La epidemia del coronavirus ha sacado a la luz algunos grandes fallos del sistema de producción capitalista, y uno de ellos es el de la carne destinada al consumo humano. La cuestión es si aprenderemos alguna vez que las cosas no pueden seguir indefinidamente como hasta ahora.

De nuevo se ha producido un brote del Covid-19 en un gran matadero de Alemania, país no solo gran consumidor, sino también gran exportador de carne de producción llamémosla "industrial" porque las granjas donde se crían esos animales son auténticas fábricas.

El presidente de Renania del Norte-Westfalia, Armin Laschet, uno de los aspirantes a suceder a Angela Merkel al frente del Gobierno de Berlín, se apresuró a responsabilizar de lo ocurrido a los trabajadores rumanos y búlgaros de una subcontrata del matadero.

Es siempre fácil encontrar fuera un chivo expiatorio, sobre todo si es de fuera, para tapar las propias vergüenzas como son no solo las condiciones en que viven los animales hasta acabar en el matadero, sino también las que tienen que soportar los propios trabajadores inmigrantes.

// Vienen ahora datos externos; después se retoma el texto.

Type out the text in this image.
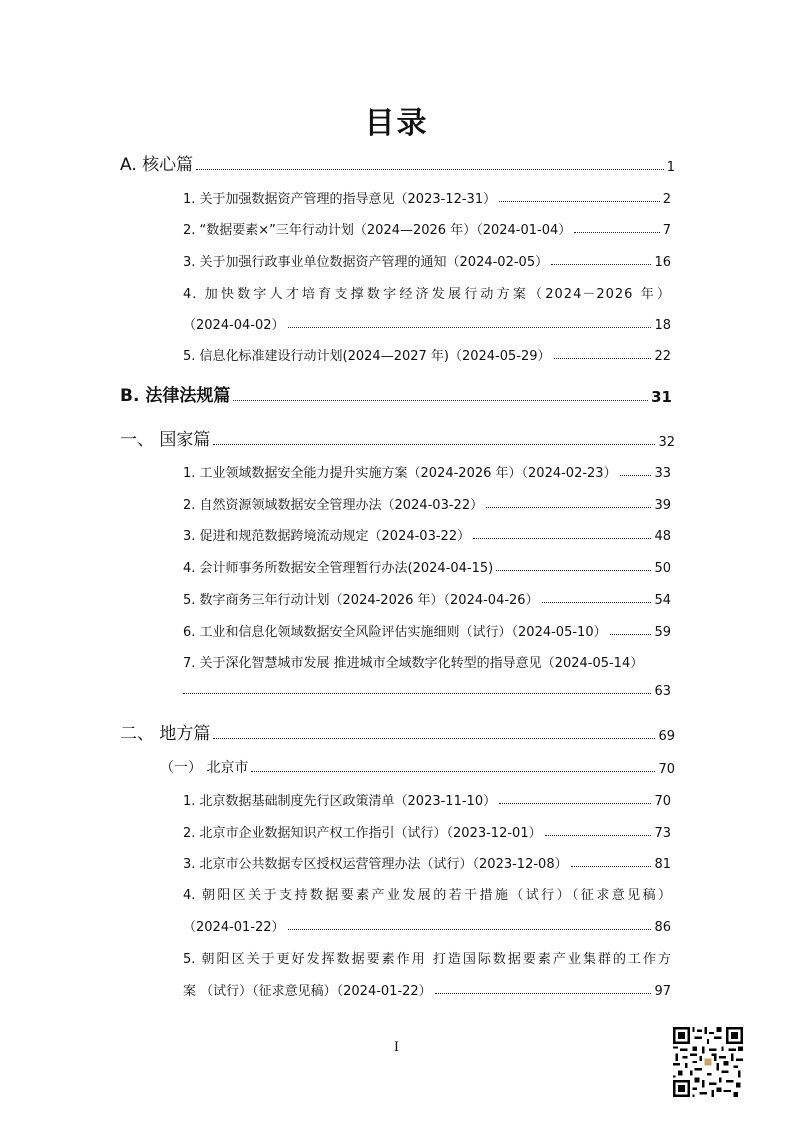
目录
A. 核心篇	1
1. 关于加强数据资产管理的指导意见（2023-12-31）	2
2. “数据要素×”三年行动计划（2024—2026 年）（2024-01-04）	7
3. 关于加强行政事业单位数据资产管理的通知（2024-02-05）	16
4. 加快数字人才培育支撑数字经济发展行动方案（2024－2026 年）
（2024-04-02）	18
5. 信息化标准建设行动计划(2024—2027 年)（2024-05-29）	22
B. 法律法规篇	31
一、 国家篇	32
1. 工业领域数据安全能力提升实施方案（2024-2026 年）（2024-02-23）	33
2. 自然资源领域数据安全管理办法（2024-03-22）	39
3. 促进和规范数据跨境流动规定（2024-03-22）	48
4. 会计师事务所数据安全管理暂行办法(2024-04-15)	50
5. 数字商务三年行动计划（2024-2026 年）（2024-04-26）	54
6. 工业和信息化领域数据安全风险评估实施细则（试行）（2024-05-10）	59
7. 关于深化智慧城市发展 推进城市全域数字化转型的指导意见（2024-05-14）
63
二、 地方篇	69
（一） 北京市	70
1. 北京数据基础制度先行区政策清单（2023-11-10）	70
2. 北京市企业数据知识产权工作指引（试行）（2023-12-01）	73
3. 北京市公共数据专区授权运营管理办法（试行）（2023-12-08）	81
4. 朝阳区关于支持数据要素产业发展的若干措施（试行）（征求意见稿）
（2024-01-22）	86
5. 朝阳区关于更好发挥数据要素作用 打造国际数据要素产业集群的工作方
案 （试行）（征求意见稿）（2024-01-22）	97
I
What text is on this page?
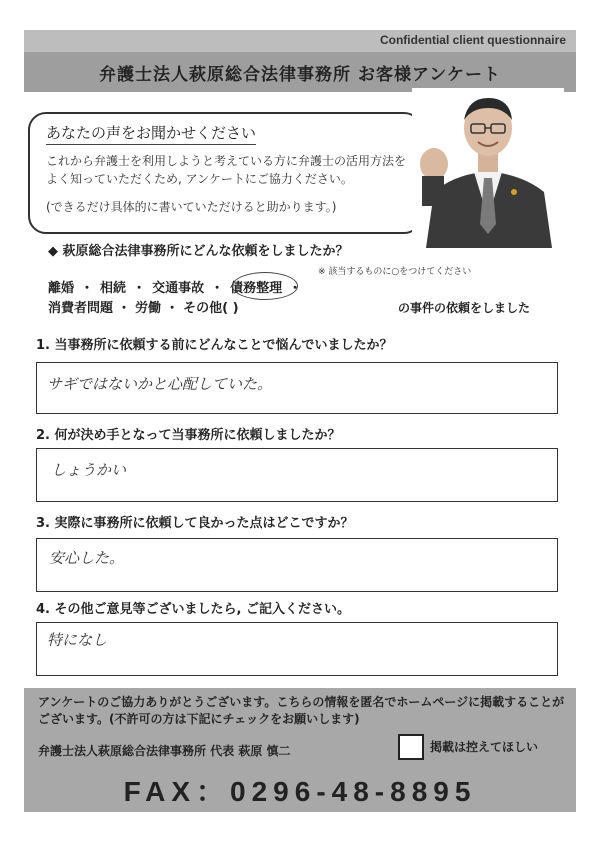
Confidential client questionnaire
弁護士法人萩原総合法律事務所 お客様アンケート
あなたの声をお聞かせください
これから弁護士を利用しようと考えている方に弁護士の活用方法をよく知っていただくため, アンケートにご協力ください。
(できるだけ具体的に書いていただけると助かります。)
◆ 萩原総合法律事務所にどんな依頼をしましたか？
※ 該当するものに○をつけてください
離婚 ・ 相続 ・ 交通事故 ・ 債務整理 ・
消費者問題 ・ 労働 ・ その他( )	の事件の依頼をしました
1. 当事務所に依頼する前にどんなことで悩んでいましたか？
サギではないかと心配していた。
2. 何が決め手となって当事務所に依頼しましたか？
しょうかい
3. 実際に事務所に依頼して良かった点はどこですか？
安心した。
4. その他ご意見等ございましたら, ご記入ください。
特になし
アンケートのご協力ありがとうございます。こちらの情報を匿名でホームページに掲載することがございます。(不許可の方は下記にチェックをお願いします)
弁護士法人萩原総合法律事務所 代表 萩原 慎二	掲載は控えてほしい
FAX：0296-48-8895
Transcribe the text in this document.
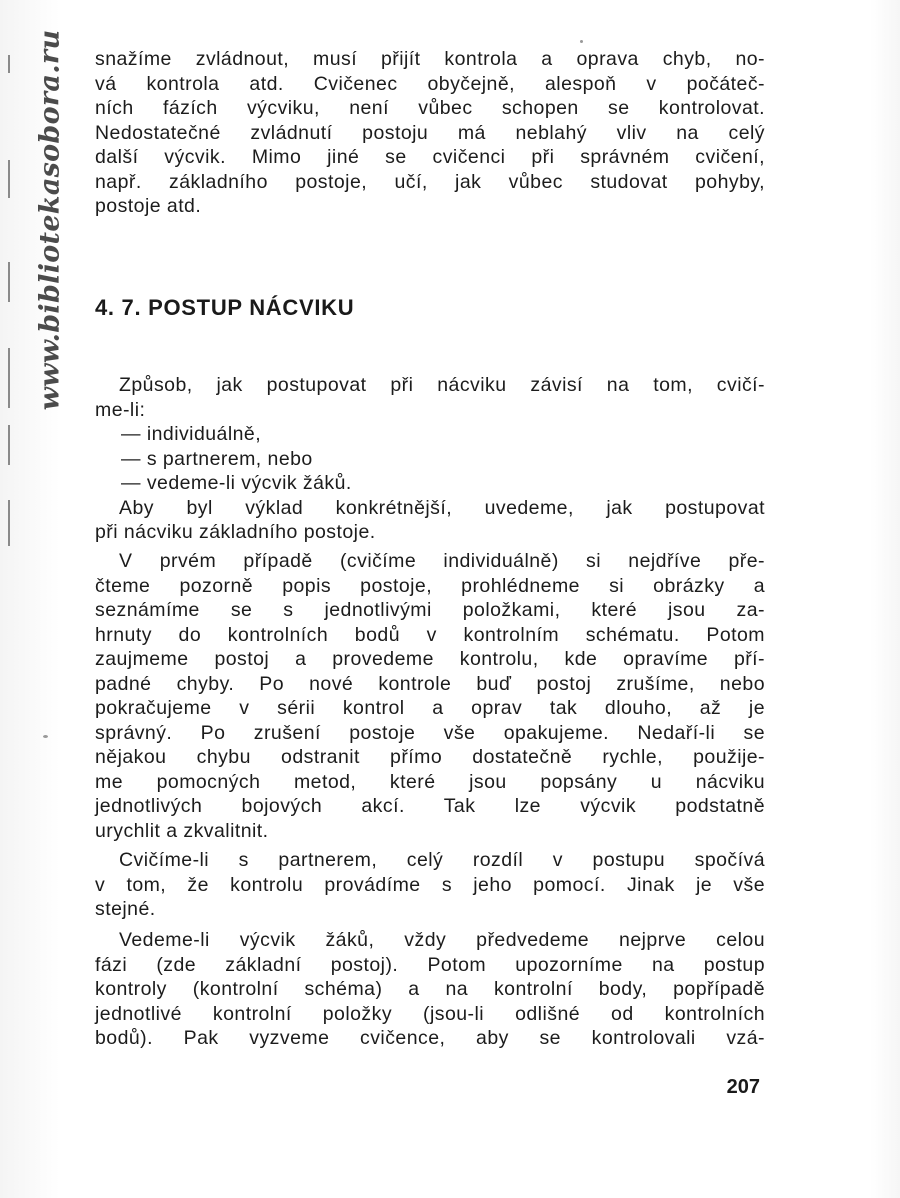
www.bibliotekasobora.ru snažíme zvládnout, musí přijít kontrola a oprava chyb, no-
vá kontrola atd. Cvičenec obyčejně, alespoň v počáteč-
ních fázích výcviku, není vůbec schopen se kontrolovat.
Nedostatečné zvládnutí postoju má neblahý vliv na celý
další výcvik. Mimo jiné se cvičenci při správném cvičení,
např. základního postoje, učí, jak vůbec studovat pohyby,
postoje atd.
4. 7. POSTUP NÁCVIKU
Způsob, jak postupovat při nácviku závisí na tom, cvičí-
me-li:
— individuálně,
— s partnerem, nebo
— vedeme-li výcvik žáků.
Aby byl výklad konkrétnější, uvedeme, jak postupovat
při nácviku základního postoje.
V prvém případě (cvičíme individuálně) si nejdříve pře-
čteme pozorně popis postoje, prohlédneme si obrázky a
seznámíme se s jednotlivými položkami, které jsou za-
hrnuty do kontrolních bodů v kontrolním schématu. Potom
zaujmeme postoj a provedeme kontrolu, kde opravíme pří-
padné chyby. Po nové kontrole buď postoj zrušíme, nebo
pokračujeme v sérii kontrol a oprav tak dlouho, až je
správný. Po zrušení postoje vše opakujeme. Nedaří-li se
nějakou chybu odstranit přímo dostatečně rychle, použije-
me pomocných metod, které jsou popsány u nácviku
jednotlivých bojových akcí. Tak lze výcvik podstatně
urychlit a zkvalitnit.
Cvičíme-li s partnerem, celý rozdíl v postupu spočívá
v tom, že kontrolu provádíme s jeho pomocí. Jinak je vše
stejné.
Vedeme-li výcvik žáků, vždy předvedeme nejprve celou
fázi (zde základní postoj). Potom upozorníme na postup
kontroly (kontrolní schéma) a na kontrolní body, popřípadě
jednotlivé kontrolní položky (jsou-li odlišné od kontrolních
bodů). Pak vyzveme cvičence, aby se kontrolovali vzá-
207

No es solo que no puedan mantener estos las distancias de seguridad, sino que se ven obligados a vivir amontonados mientras dura su contrato porque se les pagan salarios claramente insuficientes por sus durísimas jornadas de trabajo.

Esa doble explotación tiene mucho que ver con el hecho de que los consumidores, aunque se pronuncian siempre, cuando se les pregunta, por mejores condiciones para los animales y quienes trabajan en los mataderos, no parecen, sin embargo, dispuestos a pagar medio euro más por la carne que se llevan a la mesa.

Cerca de la mitad de los participantes en una reciente encuesta a nivel nacional dijeron que el precio, y no la calidad del producto, es el criterio por el que se guían a la hora de comprar en el supermercado.

La proporción de carne de producción ecológica consumida en Alemania es de poco más de un 5 por ciento, la mitad que en otros países como los escandinavos o Suiza.

Los Verdes, el partido ecologista que más se ha preocupado siempre del bienestar alemán, además de criticar el tamaño de las explotaciones, proponen un precio mínimo para la carne, algo a lo que se niegan, sin embargo, las empresas del sector.

El ministro de Trabajo, el socialdemócrata Hubertus Heil, ha anunciado su intención de acabar con las subcontratas a las que recurren los mataderos para ahorrarse costes, además de controlar mejor los alojamientos destinados a los inmigrantes, cuyo alquiler, por cierto, se les descuenta del sueldo que éstos perciben.

Tönnies, la empresa familiar donde se registró el último brote del coronavirus, es, con un 30 por ciento del mercado, la mayor del país -en ella se sacrifican diariamente 30.000 cerdos-, y la mitad aproximadamente de lo que produce se destina a la exportación.

En algunos países de la Europa del Este, los gobiernos han comenzado a tomar nota, y así, por ejemplo, en la República Checa se quiere tener que depender cada vez menos de las importaciones cárnicas y dedicarse en su lugar a la producción propia.

En varios de esos países, sobre todo en Polonia también se han dado graves escándalos relacionados con la producción industrial de carne, lo que explica el interés creciente de los consumidores -todo es cuestión de prioridades y también de monedero- por el etiquetado ecológico. Como dijo el filósofo alemán Ludwig Feuerbach, "el hombre es lo que come".